En ce qui concerne la recherche relative à la compréhension en lecture, Thorndike (1917) apparaît comme un pionnier. Il faisait lire des phrases et des paragraphes par une série d'enfants et leur posait ensuite des questions. N'est-il pas étonnant que les conclusions auxquelles il a pu aboutir paraissent toujours valables et que sa méthode soit toujours utilisée dans d'importantes études sur la compréhension (S.B. Smith, 1975)? Selon Jenkinson, les carences observées ici s'expliqueraient par la complexité de l'activité de compréhension. Ne faut-il pas tenir compte, par ailleurs, de la conception généralement rudimentaire de la méthodologie de la lecture des praticiens américains? Tout se passe comme s'ils ne distinguaient pas clairement les objectifs spécifiques des différents genres de leçons de lecture. En examinant les questionnaires-types proposés par les revues spécialisées actuelles d'outre-Atlantique, dont l'objet est de tester la compréhension, nous rencontrons habituellement des items basés sur le rappel d'un contenu plus ou moins manifeste et ne réclamant aucune opération intellectuelle. A la limite, l'auteur donne parfois l'impression de conclure à la compréhension dès que les mots sont déchiffrés. L'interprétation des idées est bien souvent évaluée à l'aide de questions ouvertes qui imposent à l'élève un travail de rédaction (quand on ne lui demande pas tout simplement d'exprimer des opinions personnelles alors que les éléments nécessaires à leur élaboration ne figurent pas dans le texte de référence).
M.S. Johnson et R.A. Kress (1970) estimaient que la difficulté à laquelle on se heurte, lors de l'établissement de niveaux distincts de compréhension, réside dans la variabilité des critères utilisés pour leur évaluation. Ils pensaient que les enseignants sont habituellement trop peu exigeants. C'est ainsi que de nombreux élèves, après avoir été jugés capables d'une lecture autonome, n'arrivaient toujours pas à résoudre les problèmes posés par l'interprétation du message écrit.

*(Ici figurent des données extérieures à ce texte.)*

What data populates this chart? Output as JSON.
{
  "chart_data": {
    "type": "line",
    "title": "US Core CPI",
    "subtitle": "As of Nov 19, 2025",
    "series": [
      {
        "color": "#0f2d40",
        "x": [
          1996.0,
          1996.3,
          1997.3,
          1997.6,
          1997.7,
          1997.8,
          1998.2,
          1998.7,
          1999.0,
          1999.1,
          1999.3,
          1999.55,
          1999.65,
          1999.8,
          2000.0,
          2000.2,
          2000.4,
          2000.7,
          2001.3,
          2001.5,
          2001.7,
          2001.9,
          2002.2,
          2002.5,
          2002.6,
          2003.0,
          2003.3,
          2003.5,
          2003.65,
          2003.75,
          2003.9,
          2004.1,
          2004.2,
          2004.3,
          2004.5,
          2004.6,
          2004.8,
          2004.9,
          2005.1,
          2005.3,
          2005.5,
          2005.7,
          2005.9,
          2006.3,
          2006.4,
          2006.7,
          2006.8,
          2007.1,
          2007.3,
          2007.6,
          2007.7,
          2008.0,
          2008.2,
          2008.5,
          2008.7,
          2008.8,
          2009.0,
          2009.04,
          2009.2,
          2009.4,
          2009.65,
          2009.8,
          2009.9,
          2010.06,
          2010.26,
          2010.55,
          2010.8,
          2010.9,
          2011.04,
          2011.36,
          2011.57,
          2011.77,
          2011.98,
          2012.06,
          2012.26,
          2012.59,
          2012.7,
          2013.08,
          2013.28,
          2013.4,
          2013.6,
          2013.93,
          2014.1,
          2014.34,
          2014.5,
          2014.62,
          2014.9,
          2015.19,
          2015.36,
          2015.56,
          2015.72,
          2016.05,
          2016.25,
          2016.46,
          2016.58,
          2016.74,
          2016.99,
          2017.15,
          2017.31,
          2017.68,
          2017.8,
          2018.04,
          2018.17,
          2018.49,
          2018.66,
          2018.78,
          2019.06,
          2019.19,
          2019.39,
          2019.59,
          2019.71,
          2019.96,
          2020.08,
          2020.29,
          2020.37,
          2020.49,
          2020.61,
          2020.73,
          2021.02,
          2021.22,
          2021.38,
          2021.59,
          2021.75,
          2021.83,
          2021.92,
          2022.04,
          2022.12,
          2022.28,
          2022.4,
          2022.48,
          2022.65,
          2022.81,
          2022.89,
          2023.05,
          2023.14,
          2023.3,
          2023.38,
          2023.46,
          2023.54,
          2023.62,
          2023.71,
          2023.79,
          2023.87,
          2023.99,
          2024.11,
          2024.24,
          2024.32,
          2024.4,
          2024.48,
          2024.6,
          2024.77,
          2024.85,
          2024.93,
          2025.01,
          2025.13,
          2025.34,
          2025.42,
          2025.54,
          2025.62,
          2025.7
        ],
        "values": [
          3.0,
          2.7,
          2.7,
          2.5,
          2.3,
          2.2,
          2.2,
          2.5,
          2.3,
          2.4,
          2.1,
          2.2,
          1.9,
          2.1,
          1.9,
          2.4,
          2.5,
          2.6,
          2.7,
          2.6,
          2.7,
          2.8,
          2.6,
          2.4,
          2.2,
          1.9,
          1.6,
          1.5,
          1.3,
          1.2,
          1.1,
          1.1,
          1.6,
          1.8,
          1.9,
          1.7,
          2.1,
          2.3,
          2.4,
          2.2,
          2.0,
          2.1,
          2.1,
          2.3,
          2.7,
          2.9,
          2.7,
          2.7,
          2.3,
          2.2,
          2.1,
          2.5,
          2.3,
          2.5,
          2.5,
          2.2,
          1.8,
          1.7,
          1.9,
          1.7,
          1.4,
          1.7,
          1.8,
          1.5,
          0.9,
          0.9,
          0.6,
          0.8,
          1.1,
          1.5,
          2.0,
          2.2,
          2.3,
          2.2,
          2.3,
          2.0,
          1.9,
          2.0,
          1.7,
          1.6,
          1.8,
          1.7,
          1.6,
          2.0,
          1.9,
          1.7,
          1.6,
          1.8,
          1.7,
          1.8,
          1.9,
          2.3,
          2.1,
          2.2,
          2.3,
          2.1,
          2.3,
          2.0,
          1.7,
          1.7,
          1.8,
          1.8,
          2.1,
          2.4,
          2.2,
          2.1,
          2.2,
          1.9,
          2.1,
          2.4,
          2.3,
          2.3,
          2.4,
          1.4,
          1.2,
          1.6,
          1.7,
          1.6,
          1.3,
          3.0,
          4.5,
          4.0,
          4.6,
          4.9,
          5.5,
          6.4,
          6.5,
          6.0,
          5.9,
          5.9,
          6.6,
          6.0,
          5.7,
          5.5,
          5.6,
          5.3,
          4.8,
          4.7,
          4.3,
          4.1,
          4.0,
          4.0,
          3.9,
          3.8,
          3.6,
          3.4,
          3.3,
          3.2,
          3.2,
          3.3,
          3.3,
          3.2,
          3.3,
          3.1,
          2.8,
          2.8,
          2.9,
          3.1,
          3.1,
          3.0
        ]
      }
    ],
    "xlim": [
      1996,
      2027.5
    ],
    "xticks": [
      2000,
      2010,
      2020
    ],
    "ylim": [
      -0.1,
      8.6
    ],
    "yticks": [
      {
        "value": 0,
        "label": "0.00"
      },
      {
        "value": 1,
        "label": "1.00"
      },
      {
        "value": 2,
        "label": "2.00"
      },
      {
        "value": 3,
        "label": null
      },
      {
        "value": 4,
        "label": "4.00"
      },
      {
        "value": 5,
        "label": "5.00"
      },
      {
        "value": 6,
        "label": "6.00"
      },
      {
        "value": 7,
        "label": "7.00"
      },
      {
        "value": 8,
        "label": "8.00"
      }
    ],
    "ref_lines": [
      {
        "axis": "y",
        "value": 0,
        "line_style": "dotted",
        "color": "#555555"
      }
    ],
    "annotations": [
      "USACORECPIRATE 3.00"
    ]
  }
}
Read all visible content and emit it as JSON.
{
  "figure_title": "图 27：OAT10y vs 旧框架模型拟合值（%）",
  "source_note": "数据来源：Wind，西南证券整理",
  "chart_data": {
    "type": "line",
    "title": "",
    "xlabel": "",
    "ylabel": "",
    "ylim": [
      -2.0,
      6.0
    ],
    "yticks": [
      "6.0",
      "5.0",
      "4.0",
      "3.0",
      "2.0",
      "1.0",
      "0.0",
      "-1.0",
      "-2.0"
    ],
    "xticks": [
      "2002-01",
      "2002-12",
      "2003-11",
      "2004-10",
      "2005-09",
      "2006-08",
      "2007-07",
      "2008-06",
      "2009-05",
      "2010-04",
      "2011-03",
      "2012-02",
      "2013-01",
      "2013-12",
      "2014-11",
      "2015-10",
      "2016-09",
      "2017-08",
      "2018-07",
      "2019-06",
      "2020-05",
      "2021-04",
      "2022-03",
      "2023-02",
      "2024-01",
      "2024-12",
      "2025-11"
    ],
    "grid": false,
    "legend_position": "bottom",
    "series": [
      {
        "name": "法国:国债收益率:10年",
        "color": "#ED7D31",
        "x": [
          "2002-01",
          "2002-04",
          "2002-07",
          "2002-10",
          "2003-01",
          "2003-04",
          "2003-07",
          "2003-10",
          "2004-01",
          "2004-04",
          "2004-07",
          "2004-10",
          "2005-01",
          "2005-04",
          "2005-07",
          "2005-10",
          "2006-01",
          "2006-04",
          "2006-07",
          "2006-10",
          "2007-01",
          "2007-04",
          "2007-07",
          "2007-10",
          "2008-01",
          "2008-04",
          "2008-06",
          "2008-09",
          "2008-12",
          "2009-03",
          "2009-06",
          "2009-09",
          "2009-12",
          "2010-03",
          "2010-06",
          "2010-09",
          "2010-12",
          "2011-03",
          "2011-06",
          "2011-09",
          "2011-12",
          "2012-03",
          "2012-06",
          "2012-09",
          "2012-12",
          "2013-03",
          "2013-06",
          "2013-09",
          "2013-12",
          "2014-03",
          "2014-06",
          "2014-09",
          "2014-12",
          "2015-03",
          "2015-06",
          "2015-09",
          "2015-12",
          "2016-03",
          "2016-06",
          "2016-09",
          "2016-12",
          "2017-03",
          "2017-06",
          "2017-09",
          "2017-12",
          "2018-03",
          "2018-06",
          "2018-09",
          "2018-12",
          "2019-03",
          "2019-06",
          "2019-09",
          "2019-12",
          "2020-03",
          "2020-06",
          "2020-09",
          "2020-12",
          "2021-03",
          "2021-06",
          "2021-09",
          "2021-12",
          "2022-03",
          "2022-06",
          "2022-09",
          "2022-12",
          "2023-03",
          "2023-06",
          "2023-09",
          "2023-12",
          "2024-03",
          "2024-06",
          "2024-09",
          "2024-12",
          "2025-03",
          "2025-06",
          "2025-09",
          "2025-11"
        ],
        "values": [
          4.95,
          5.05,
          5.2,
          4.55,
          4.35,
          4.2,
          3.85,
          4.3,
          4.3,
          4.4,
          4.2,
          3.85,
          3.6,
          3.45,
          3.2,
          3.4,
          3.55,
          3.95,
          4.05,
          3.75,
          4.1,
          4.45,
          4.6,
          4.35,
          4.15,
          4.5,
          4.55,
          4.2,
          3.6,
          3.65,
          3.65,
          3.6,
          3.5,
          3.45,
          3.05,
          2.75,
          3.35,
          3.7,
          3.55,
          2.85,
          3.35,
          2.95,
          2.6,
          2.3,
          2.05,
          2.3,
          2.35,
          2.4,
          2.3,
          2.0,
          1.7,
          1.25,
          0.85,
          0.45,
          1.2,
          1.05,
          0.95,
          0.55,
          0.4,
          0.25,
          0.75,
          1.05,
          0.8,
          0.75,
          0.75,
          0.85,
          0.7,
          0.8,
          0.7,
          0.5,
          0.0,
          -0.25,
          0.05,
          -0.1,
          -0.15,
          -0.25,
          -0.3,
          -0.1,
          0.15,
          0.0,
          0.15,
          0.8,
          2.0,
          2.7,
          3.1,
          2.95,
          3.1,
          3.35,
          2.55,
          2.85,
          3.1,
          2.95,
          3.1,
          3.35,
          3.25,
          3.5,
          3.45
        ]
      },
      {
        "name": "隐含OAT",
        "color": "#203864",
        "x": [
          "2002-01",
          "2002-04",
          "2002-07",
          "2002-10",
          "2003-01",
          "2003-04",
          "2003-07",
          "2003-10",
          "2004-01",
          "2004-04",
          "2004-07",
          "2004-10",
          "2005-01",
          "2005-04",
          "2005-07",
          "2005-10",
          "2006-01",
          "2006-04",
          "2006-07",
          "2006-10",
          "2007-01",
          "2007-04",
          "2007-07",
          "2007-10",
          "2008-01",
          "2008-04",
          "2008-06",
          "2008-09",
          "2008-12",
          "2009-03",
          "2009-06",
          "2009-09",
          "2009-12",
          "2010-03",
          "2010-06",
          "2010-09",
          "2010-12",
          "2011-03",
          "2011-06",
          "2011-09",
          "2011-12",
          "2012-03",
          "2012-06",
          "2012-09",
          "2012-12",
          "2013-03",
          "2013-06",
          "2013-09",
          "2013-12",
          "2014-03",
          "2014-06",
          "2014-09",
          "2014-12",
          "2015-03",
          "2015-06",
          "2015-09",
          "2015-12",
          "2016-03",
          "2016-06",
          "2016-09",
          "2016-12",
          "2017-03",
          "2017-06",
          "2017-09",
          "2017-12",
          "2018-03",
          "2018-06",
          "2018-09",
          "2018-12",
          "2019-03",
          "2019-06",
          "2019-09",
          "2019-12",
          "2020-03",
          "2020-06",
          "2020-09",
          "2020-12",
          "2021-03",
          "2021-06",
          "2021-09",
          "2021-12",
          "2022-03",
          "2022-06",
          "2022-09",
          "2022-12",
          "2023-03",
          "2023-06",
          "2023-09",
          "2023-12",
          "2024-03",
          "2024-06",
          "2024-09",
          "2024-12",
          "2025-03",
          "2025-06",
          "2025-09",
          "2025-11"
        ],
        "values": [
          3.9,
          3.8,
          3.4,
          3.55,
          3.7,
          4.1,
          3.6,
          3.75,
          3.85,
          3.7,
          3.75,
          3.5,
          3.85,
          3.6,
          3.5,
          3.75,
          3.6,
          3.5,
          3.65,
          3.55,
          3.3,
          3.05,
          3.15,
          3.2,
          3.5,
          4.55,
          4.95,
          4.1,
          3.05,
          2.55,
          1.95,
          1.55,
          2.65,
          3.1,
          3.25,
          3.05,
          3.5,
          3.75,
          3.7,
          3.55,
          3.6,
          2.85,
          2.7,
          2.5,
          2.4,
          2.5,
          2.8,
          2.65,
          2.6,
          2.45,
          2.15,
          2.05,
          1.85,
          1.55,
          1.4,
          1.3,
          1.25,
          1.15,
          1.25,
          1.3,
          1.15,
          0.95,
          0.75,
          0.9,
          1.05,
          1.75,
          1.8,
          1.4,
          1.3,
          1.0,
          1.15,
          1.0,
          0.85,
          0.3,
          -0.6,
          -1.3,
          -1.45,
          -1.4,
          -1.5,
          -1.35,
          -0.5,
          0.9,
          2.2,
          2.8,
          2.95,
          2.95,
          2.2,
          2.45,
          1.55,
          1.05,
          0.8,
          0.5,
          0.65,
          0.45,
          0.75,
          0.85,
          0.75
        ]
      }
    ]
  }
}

Les auteurs définissaient le niveau d'autonomie en fonction des possibilités des sujets à se débrouiller seuls dans l'exploitation du matériel de lecture. A ce stade, ils devraient être capables, d'une part, de répondre tant aux questions se rapportant au contenu factuel qu'à celles exigeant une opération mentale et, d'autre part, d'appliquer l'information à d'autres situations. La performance de l'élève devrait correspondre, en ce qui concerne la compréhension, à un indice de maîtrise de 90 % pour chaque objectif. Nous ne trouvons cependant pas la moindre précision quant à la méthode grâce à laquelle une telle compétence serait développée et les objectifs opérationnels ne sont pas spécifiés. On comprend, dès lors, que W. Hill (1974) qui a dénoncé, lui aussi, de sérieuses déficiences sur le plan de la prise d'informations, pût douter de l'influence de l'évaluation de maîtrise sur la qualité de l'enseignement de la lecture.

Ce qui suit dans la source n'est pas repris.